Japan Geoscience Union Meeting 2015

Presentation information

Oral

Symbol B (Biogeosciences) » B-PT Paleontology

[B-PT26] Geogenomics

Tue. May 26, 2015 4:15 PM - 6:00 PM 104 (1F)

Convener:*Kazuyoshi Endo(Department of Earth and Planetary Science, Tokyo University), Tsuyoshi Komiya(Department of Earth Science & Astronomy Graduate School of Arts and Sciences The University of Tokyo), Naohiko Ohkouchi(Japan Agency for Marine-Earth Science and Technology), Chair:Kazuyoshi Endo(Department of Earth and Planetary Science, Tokyo University)

4:30 PM - 4:45 PM

[BPT26-02] Understanding the relationship between rise of oxygen and gene expression of cyanobacterial antioxidant enzymes

*Mariko HARADA1, Ryutaro FURUKAWA2, Shin-ichi YOKOBORI2, Eiichi TAJIKA3, Akihiko YAMAGISHI2 (1.The University of Tokyo, 2.Tokyo University of Pharmacy and Life Science, 3.The University of Tokyo)

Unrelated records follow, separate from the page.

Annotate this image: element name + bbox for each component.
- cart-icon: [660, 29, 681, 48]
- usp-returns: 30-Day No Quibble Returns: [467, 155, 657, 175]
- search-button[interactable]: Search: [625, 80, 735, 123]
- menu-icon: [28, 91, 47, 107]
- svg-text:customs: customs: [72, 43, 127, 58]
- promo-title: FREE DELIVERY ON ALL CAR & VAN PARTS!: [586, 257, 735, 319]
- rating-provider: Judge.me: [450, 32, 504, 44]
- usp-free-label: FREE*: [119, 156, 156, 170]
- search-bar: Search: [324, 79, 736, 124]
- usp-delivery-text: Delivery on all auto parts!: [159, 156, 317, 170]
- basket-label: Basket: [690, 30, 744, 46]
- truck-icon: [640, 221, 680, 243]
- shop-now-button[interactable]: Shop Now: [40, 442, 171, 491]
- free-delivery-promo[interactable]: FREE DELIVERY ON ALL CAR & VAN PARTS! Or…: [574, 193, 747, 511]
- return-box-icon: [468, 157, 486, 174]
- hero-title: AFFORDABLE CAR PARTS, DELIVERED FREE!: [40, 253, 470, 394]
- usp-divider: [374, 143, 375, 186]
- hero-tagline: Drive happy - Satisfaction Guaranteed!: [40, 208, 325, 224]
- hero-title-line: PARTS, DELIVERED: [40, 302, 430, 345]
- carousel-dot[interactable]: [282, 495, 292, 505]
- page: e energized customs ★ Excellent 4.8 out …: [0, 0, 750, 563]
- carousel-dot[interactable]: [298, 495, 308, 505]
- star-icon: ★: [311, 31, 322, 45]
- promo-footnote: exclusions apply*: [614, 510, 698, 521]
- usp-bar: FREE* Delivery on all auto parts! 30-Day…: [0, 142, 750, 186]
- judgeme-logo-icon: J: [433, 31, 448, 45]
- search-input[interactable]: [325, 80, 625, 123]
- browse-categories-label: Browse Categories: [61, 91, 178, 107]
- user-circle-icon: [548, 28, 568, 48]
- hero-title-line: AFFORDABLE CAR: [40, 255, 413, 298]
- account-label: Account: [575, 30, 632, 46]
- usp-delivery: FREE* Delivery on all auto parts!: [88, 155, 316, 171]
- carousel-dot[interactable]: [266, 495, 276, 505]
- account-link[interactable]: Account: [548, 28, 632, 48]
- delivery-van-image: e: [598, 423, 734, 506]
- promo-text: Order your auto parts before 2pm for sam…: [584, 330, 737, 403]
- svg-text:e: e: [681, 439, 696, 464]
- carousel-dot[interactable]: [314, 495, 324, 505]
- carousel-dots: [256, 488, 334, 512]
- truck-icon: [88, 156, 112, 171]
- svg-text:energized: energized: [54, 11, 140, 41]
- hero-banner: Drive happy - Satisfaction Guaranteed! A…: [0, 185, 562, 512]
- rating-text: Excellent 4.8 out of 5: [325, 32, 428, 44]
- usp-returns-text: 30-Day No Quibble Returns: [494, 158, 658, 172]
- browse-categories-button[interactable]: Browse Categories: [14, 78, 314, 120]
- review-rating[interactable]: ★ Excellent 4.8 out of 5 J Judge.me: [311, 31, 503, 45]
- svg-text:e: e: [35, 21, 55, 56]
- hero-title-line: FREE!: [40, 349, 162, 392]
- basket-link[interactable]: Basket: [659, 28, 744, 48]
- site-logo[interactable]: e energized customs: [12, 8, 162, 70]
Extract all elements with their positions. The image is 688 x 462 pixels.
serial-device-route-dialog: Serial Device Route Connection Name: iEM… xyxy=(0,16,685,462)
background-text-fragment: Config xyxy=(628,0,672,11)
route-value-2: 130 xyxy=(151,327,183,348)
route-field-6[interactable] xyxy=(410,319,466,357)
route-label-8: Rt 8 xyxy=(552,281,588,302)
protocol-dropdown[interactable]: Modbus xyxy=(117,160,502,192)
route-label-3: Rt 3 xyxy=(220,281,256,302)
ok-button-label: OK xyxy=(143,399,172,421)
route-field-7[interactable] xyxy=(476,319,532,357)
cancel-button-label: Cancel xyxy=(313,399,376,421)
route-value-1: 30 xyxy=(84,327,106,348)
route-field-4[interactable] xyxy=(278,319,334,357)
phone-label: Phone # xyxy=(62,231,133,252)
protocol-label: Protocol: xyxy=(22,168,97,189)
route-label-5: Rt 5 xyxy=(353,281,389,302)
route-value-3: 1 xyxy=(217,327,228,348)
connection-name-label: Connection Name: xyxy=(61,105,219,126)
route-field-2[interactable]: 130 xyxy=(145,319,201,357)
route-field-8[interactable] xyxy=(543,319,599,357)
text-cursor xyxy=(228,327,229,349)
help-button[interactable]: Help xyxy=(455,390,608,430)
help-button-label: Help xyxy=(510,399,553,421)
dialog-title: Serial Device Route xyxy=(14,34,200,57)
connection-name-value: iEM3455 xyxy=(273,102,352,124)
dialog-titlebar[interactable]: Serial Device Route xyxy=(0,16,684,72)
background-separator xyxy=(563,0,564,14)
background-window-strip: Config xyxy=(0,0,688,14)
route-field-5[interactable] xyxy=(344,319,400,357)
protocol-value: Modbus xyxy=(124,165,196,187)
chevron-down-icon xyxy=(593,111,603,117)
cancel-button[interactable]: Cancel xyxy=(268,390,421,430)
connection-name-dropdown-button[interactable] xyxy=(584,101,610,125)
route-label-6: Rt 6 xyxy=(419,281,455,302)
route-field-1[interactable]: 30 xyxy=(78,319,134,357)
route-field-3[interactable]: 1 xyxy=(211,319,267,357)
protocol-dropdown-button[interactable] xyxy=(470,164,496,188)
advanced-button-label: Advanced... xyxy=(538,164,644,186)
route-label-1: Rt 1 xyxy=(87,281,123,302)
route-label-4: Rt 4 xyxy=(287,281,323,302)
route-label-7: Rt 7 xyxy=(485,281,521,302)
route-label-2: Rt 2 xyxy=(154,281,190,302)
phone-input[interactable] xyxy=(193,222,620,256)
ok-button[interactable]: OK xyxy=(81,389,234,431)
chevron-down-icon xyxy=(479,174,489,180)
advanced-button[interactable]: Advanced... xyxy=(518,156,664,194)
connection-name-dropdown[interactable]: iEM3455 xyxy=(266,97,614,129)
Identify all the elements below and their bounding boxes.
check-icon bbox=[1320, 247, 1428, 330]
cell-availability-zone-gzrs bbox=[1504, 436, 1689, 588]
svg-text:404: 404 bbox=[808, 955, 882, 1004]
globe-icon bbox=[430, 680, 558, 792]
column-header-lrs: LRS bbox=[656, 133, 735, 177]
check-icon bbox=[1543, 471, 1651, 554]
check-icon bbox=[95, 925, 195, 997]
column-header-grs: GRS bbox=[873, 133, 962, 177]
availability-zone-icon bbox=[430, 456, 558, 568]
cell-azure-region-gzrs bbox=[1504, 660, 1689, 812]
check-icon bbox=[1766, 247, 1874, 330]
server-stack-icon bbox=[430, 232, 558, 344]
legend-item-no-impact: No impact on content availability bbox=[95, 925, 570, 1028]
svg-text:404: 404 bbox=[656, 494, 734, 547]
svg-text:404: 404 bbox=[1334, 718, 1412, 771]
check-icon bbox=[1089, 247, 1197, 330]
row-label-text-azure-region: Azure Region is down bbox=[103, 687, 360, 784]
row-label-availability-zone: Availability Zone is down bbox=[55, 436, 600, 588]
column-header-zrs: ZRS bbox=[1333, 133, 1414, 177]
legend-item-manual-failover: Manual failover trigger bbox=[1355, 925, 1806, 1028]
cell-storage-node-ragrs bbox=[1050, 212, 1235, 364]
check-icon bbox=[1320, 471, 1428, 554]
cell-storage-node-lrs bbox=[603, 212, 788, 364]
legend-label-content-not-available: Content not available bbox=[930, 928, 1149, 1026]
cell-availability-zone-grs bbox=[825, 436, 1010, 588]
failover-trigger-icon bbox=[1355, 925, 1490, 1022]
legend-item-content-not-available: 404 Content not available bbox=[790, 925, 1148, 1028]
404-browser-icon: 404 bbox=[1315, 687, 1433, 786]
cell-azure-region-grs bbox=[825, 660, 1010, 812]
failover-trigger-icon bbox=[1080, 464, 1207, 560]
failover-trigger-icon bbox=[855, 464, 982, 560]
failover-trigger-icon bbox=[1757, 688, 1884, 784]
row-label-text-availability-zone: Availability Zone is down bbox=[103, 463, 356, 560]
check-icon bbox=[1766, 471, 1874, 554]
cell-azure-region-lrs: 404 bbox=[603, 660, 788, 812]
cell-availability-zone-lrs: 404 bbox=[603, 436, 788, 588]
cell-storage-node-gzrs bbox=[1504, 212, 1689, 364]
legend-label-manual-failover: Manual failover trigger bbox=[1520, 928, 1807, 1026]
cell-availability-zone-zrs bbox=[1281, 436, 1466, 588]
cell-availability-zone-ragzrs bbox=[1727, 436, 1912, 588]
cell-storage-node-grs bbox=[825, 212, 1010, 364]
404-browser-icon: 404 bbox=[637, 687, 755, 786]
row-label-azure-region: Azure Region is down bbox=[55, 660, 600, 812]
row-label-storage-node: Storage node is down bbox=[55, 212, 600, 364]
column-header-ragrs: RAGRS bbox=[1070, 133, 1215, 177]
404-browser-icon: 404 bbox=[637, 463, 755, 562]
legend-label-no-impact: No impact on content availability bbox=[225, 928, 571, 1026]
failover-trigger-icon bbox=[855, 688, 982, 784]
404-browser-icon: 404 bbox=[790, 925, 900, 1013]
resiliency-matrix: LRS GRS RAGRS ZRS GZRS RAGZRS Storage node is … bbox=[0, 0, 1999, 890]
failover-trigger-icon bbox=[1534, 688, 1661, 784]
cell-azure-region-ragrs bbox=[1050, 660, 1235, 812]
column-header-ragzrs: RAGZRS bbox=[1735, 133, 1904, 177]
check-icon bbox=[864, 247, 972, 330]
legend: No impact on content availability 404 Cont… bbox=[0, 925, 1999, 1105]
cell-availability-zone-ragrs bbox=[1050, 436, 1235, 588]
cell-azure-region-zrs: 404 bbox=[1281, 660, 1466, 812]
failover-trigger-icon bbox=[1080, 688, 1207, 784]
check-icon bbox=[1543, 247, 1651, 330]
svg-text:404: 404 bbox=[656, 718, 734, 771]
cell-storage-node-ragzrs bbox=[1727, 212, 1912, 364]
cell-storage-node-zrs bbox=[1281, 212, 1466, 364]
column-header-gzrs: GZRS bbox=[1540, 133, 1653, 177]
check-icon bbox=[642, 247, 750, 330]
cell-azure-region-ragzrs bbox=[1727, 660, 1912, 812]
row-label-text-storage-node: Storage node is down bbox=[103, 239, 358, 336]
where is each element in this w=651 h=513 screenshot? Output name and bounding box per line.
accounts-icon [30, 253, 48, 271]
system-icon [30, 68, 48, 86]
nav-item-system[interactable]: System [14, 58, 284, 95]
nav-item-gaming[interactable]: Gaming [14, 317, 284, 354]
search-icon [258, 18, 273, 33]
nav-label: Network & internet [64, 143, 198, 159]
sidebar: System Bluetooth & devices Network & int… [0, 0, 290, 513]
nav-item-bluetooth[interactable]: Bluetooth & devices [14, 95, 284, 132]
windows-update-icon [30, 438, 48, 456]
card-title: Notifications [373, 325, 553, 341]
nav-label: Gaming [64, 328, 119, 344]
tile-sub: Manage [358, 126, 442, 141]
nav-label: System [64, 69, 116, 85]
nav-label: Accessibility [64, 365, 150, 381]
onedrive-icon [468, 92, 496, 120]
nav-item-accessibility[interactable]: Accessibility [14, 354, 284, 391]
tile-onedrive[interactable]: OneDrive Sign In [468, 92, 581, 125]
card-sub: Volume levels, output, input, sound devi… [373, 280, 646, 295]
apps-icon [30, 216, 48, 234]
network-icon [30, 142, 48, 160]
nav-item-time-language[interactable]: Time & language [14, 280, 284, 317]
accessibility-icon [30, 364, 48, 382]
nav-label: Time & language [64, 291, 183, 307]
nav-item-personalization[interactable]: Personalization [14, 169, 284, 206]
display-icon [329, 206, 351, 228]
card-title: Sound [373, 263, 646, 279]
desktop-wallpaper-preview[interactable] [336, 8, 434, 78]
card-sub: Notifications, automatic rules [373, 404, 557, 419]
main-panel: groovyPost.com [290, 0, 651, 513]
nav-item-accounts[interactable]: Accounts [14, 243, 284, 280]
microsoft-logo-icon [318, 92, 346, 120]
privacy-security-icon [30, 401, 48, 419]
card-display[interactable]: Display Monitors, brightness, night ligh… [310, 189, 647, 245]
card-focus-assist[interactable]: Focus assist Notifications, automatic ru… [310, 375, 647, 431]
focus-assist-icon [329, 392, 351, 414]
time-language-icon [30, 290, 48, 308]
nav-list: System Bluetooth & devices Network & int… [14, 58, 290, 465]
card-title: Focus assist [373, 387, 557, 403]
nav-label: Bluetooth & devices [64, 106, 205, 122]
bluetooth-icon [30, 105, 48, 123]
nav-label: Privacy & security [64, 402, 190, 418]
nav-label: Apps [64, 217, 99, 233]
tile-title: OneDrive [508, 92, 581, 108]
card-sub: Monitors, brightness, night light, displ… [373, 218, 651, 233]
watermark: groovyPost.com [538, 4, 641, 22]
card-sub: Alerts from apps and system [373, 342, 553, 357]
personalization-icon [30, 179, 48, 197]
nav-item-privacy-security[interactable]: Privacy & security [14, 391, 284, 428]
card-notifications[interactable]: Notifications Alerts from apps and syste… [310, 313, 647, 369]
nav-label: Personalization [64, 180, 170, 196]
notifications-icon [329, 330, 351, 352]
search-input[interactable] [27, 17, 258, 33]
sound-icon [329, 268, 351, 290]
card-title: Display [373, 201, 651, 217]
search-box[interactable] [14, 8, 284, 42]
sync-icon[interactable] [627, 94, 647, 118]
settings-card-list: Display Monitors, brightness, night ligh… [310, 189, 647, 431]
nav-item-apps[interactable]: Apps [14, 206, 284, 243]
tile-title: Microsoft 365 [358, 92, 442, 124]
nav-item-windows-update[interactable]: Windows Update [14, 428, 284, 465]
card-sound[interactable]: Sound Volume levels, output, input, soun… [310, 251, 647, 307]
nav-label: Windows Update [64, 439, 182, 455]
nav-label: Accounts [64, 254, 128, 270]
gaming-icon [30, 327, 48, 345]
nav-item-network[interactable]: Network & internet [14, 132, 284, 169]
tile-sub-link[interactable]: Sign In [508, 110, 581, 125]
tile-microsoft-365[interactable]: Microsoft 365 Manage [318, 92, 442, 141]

Keywords:rise of oxygen, antioxidant enzymes, cyanobacteria

Though free oxygen (O2) was absent from the atmosphere during the first half of Earth's 4.5-billion-year history, which is considered to have increased dramatically at the beginning and the end Proterozoic (〜2.2 and 〜0.6 billion years ago, respectively). Recent geochemical data suggest that such transitions to an oxic atmosphere were not unidirectional, but appear to have associated with an overshoot and/or a downshoot of the O2 levels. Such dynamic changes in the redox conditions in the atmosphere must have posed severe environmental stresses to life on Earth. However, how the changes in the O2 levels affected the biosphere has been poorly understood. Answering this question is of fundamental importance in understanding Earth's history.
Here we focused on the changes in the expression of genes encoding antioxidant enzymes of cyanobacteria through history. Changes in environmental O2 levels must have affected the production of reactive oxygen species, which in turn affected antioxidant gene expression. Gene expression is regulated by the nucleotide sequence in the promoter regions. Thus we hypothesized that the ancestral promoter sequences of the antioxidant enzymes may reflect the environmental O2 levels at the time the ancestor existed. In this study, we resurrected the ancestral promoter sequences of the antioxidant enzymes, and discuss its relationship to the O2 evolution through time. In this presentation, we will first introduce recent models of the atmospheric O2 evolution through Earth's history, then we will report our progress in resurrecting ancestral promoter sequences of cyanobacterial antioxidant enzymes.